Lausannes nächstes Kunststück

Berns Ramon Untersander (links) teilt gegen Florian Conz aus
Berns Ramon Untersander (links) teilt gegen Florian Conz aus © KEYSTONE/PETER KLAUNZER
Lausannes Hockey Club vollbringt bei Meister Bern das nächste Kunststück. Die Waadtländer siegen 3:2 nach Verlängerung – und sind mit diesem Resultat noch nicht einmal gut bedient. Denn Lausanne hätte die Partie eigentlich in der regulären Spielzeit gewinnen müssen.

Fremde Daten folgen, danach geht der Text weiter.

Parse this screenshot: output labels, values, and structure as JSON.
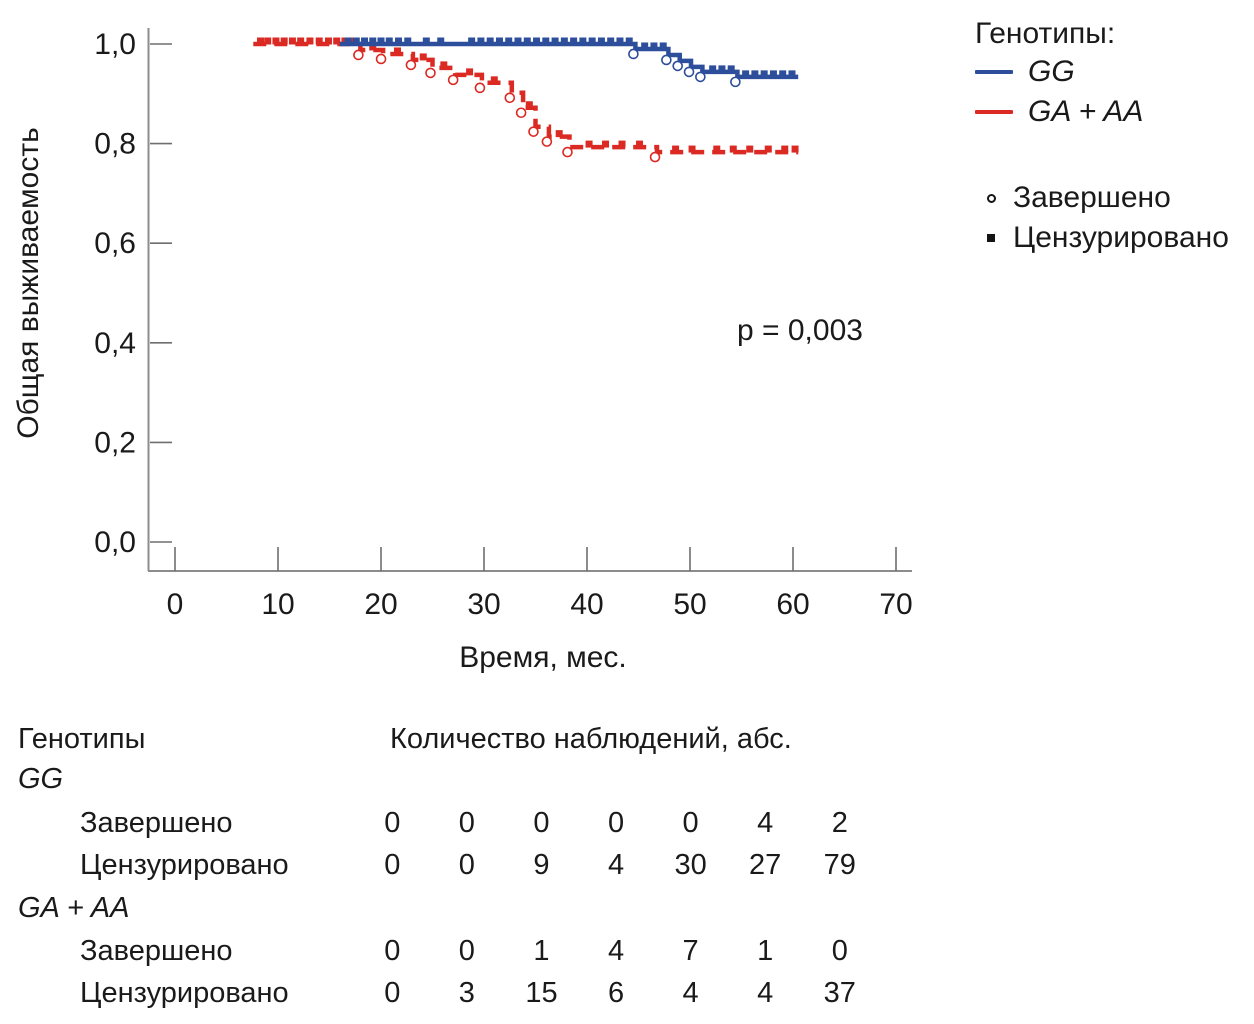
{
  "chart_data": {
    "type": "line",
    "variant": "kaplan_meier_step_survival",
    "title": "",
    "xlabel": "Время, мес.",
    "ylabel": "Общая выживаемость",
    "xlim": [
      0,
      70
    ],
    "ylim": [
      0.0,
      1.0
    ],
    "grid": false,
    "legend_position": "right-outside",
    "annotation": "p = 0,003",
    "xticks": [
      {
        "value": 0,
        "label": "0"
      },
      {
        "value": 10,
        "label": "10"
      },
      {
        "value": 20,
        "label": "20"
      },
      {
        "value": 30,
        "label": "30"
      },
      {
        "value": 40,
        "label": "40"
      },
      {
        "value": 50,
        "label": "50"
      },
      {
        "value": 60,
        "label": "60"
      },
      {
        "value": 70,
        "label": "70"
      }
    ],
    "yticks": [
      {
        "value": 0.0,
        "label": "0,0"
      },
      {
        "value": 0.2,
        "label": "0,2"
      },
      {
        "value": 0.4,
        "label": "0,4"
      },
      {
        "value": 0.6,
        "label": "0,6"
      },
      {
        "value": 0.8,
        "label": "0,8"
      },
      {
        "value": 1.0,
        "label": "1,0"
      }
    ],
    "series": [
      {
        "id": "gg",
        "name": "GG",
        "color": "#2d4e9b",
        "line_style": "solid",
        "steps": [
          [
            16.0,
            1.0
          ],
          [
            44.7,
            1.0
          ],
          [
            44.7,
            0.99
          ],
          [
            47.9,
            0.99
          ],
          [
            47.9,
            0.978
          ],
          [
            49.0,
            0.978
          ],
          [
            49.0,
            0.966
          ],
          [
            50.1,
            0.966
          ],
          [
            50.1,
            0.954
          ],
          [
            51.2,
            0.954
          ],
          [
            51.2,
            0.944
          ],
          [
            54.6,
            0.944
          ],
          [
            54.6,
            0.934
          ],
          [
            60.5,
            0.934
          ]
        ],
        "censored": [
          [
            16.8,
            1.0
          ],
          [
            17.6,
            1.0
          ],
          [
            18.4,
            1.0
          ],
          [
            19.2,
            1.0
          ],
          [
            20.0,
            1.0
          ],
          [
            20.8,
            1.0
          ],
          [
            21.7,
            1.0
          ],
          [
            22.6,
            1.0
          ],
          [
            24.4,
            1.0
          ],
          [
            25.8,
            1.0
          ],
          [
            28.8,
            1.0
          ],
          [
            29.7,
            1.0
          ],
          [
            30.6,
            1.0
          ],
          [
            31.5,
            1.0
          ],
          [
            32.4,
            1.0
          ],
          [
            33.3,
            1.0
          ],
          [
            34.2,
            1.0
          ],
          [
            35.1,
            1.0
          ],
          [
            36.0,
            1.0
          ],
          [
            36.9,
            1.0
          ],
          [
            37.8,
            1.0
          ],
          [
            38.7,
            1.0
          ],
          [
            39.6,
            1.0
          ],
          [
            40.5,
            1.0
          ],
          [
            41.4,
            1.0
          ],
          [
            42.3,
            1.0
          ],
          [
            43.2,
            1.0
          ],
          [
            44.1,
            1.0
          ],
          [
            45.6,
            0.99
          ],
          [
            46.5,
            0.99
          ],
          [
            47.4,
            0.99
          ],
          [
            52.2,
            0.944
          ],
          [
            53.1,
            0.944
          ],
          [
            54.0,
            0.944
          ],
          [
            55.4,
            0.934
          ],
          [
            56.3,
            0.934
          ],
          [
            57.2,
            0.934
          ],
          [
            58.1,
            0.934
          ],
          [
            59.0,
            0.934
          ],
          [
            59.9,
            0.934
          ]
        ],
        "events": [
          [
            44.7,
            0.99
          ],
          [
            47.9,
            0.978
          ],
          [
            49.0,
            0.966
          ],
          [
            50.1,
            0.954
          ],
          [
            51.2,
            0.944
          ],
          [
            54.6,
            0.934
          ]
        ]
      },
      {
        "id": "ga-aa",
        "name": "GA + AA",
        "color": "#da2a23",
        "line_style": "dashed",
        "steps": [
          [
            7.6,
            1.0
          ],
          [
            18.0,
            1.0
          ],
          [
            18.0,
            0.988
          ],
          [
            20.2,
            0.988
          ],
          [
            20.2,
            0.98
          ],
          [
            23.1,
            0.98
          ],
          [
            23.1,
            0.968
          ],
          [
            25.0,
            0.968
          ],
          [
            25.0,
            0.952
          ],
          [
            27.2,
            0.952
          ],
          [
            27.2,
            0.938
          ],
          [
            29.8,
            0.938
          ],
          [
            29.8,
            0.922
          ],
          [
            32.7,
            0.922
          ],
          [
            32.7,
            0.902
          ],
          [
            33.8,
            0.902
          ],
          [
            33.8,
            0.872
          ],
          [
            35.0,
            0.872
          ],
          [
            35.0,
            0.834
          ],
          [
            36.3,
            0.834
          ],
          [
            36.3,
            0.814
          ],
          [
            38.3,
            0.814
          ],
          [
            38.3,
            0.793
          ],
          [
            46.8,
            0.793
          ],
          [
            46.8,
            0.783
          ],
          [
            60.5,
            0.783
          ]
        ],
        "censored": [
          [
            8.3,
            1.0
          ],
          [
            9.0,
            1.0
          ],
          [
            9.8,
            1.0
          ],
          [
            10.6,
            1.0
          ],
          [
            11.4,
            1.0
          ],
          [
            12.2,
            1.0
          ],
          [
            13.1,
            1.0
          ],
          [
            14.0,
            1.0
          ],
          [
            14.9,
            1.0
          ],
          [
            15.7,
            1.0
          ],
          [
            16.5,
            1.0
          ],
          [
            17.2,
            1.0
          ],
          [
            19.2,
            0.988
          ],
          [
            21.6,
            0.98
          ],
          [
            24.1,
            0.968
          ],
          [
            26.1,
            0.952
          ],
          [
            28.6,
            0.938
          ],
          [
            31.0,
            0.922
          ],
          [
            34.4,
            0.872
          ],
          [
            37.3,
            0.814
          ],
          [
            40.2,
            0.793
          ],
          [
            41.8,
            0.793
          ],
          [
            43.4,
            0.793
          ],
          [
            45.1,
            0.793
          ],
          [
            48.6,
            0.783
          ],
          [
            50.2,
            0.783
          ],
          [
            52.6,
            0.783
          ],
          [
            54.2,
            0.783
          ],
          [
            55.8,
            0.783
          ],
          [
            57.6,
            0.783
          ],
          [
            59.2,
            0.783
          ],
          [
            60.2,
            0.783
          ]
        ],
        "events": [
          [
            18.0,
            0.988
          ],
          [
            20.2,
            0.98
          ],
          [
            23.1,
            0.968
          ],
          [
            25.0,
            0.952
          ],
          [
            27.2,
            0.938
          ],
          [
            29.8,
            0.922
          ],
          [
            32.7,
            0.902
          ],
          [
            33.8,
            0.872
          ],
          [
            35.0,
            0.834
          ],
          [
            36.3,
            0.814
          ],
          [
            38.3,
            0.793
          ],
          [
            46.8,
            0.783
          ]
        ]
      }
    ]
  },
  "legend": {
    "title": "Генотипы:",
    "marker_items": [
      {
        "shape": "open-circle",
        "label": "Завершено"
      },
      {
        "shape": "filled-square",
        "label": "Цензурировано"
      }
    ]
  },
  "table": {
    "header": {
      "genotypes": "Генотипы",
      "counts": "Количество наблюдений, абс."
    },
    "groups": [
      {
        "name": "GG",
        "rows": [
          {
            "label": "Завершено",
            "values": [
              0,
              0,
              0,
              0,
              0,
              4,
              2
            ]
          },
          {
            "label": "Цензурировано",
            "values": [
              0,
              0,
              9,
              4,
              30,
              27,
              79
            ]
          }
        ]
      },
      {
        "name": "GA + AA",
        "rows": [
          {
            "label": "Завершено",
            "values": [
              0,
              0,
              1,
              4,
              7,
              1,
              0
            ]
          },
          {
            "label": "Цензурировано",
            "values": [
              0,
              3,
              15,
              6,
              4,
              4,
              37
            ]
          }
        ]
      }
    ]
  }
}
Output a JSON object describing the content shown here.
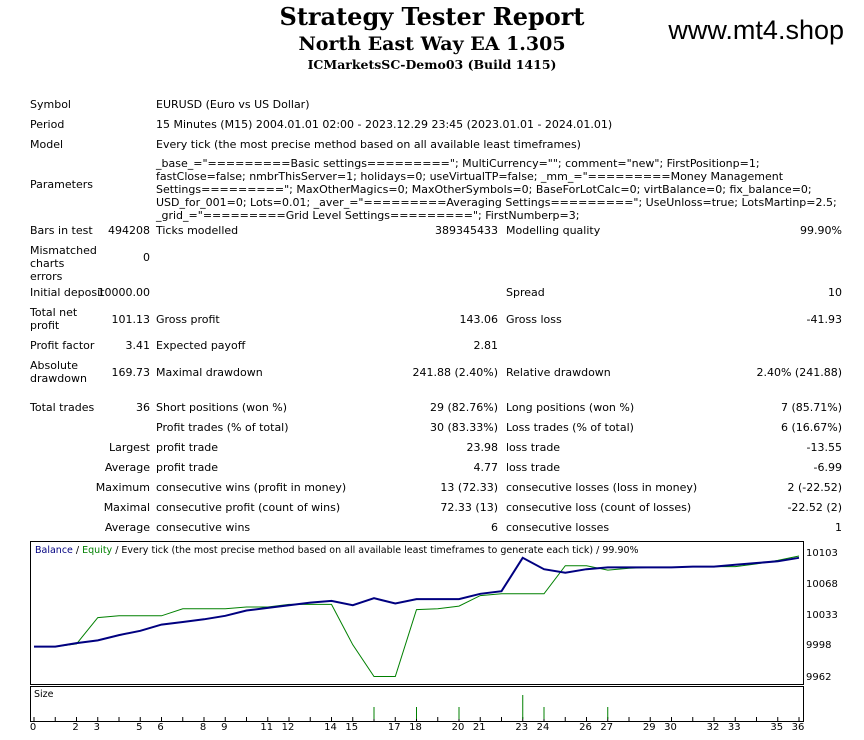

Das Team von Dan Ratushny spielte den Meister phasenweise an die Wand. 17:6 für Lausanne lautete das Schussverhältnis im ersten Abschnitt. Im dritten Abschnitt notierten die Statistiker nochmals 12:4 Schüsse für den LHC. Einzig im zweiten Abschnitt und in der kurzen Verlängerung (14:14 und 3:3) gestaltete Bern das Geschehen ausgeglichen.

Im zweiten Abschnitt gelangen Bern innerhalb von sieben Minuten die Tore von Mark Arcobello und Tristan Scherwey vom 0:2 zum 2:2. Die Goals für Lausanne erzielten zweimal Yannick Herren in den ersten 24 Minuten sowie Eric Walsky nach 203 Sekunden der Overtime.

Der Auswärtssieg in der PostFinance-Arena ist Lausannes bislang wertvollster Erfolg in dieser Saison. Die übrigen Siege errangen die Waadtländer zweimal gegen Fribourg sowie gegen Langnau, Biel und Kloten. Lausannes Erfolgsrezept: Gespielt wird in der Defensive immer noch gleich souverän wie in den letzten Jahren unter Heinz Ehlers. In der Offensive bringt Lausanne aber viel mehr zu Stande. Das offensive Risiko zahlte sich bislang aus. In den ersten sieben Meisterschaftsspielen kassierte Lausanne dank Goalie Cristobal Huet erst zehn Gegentore. Vor den beiden Berner Goals zum 2:2-Ausgleich hatte Lausanne 166 Minuten lang kein Gegentor mehr kassiert.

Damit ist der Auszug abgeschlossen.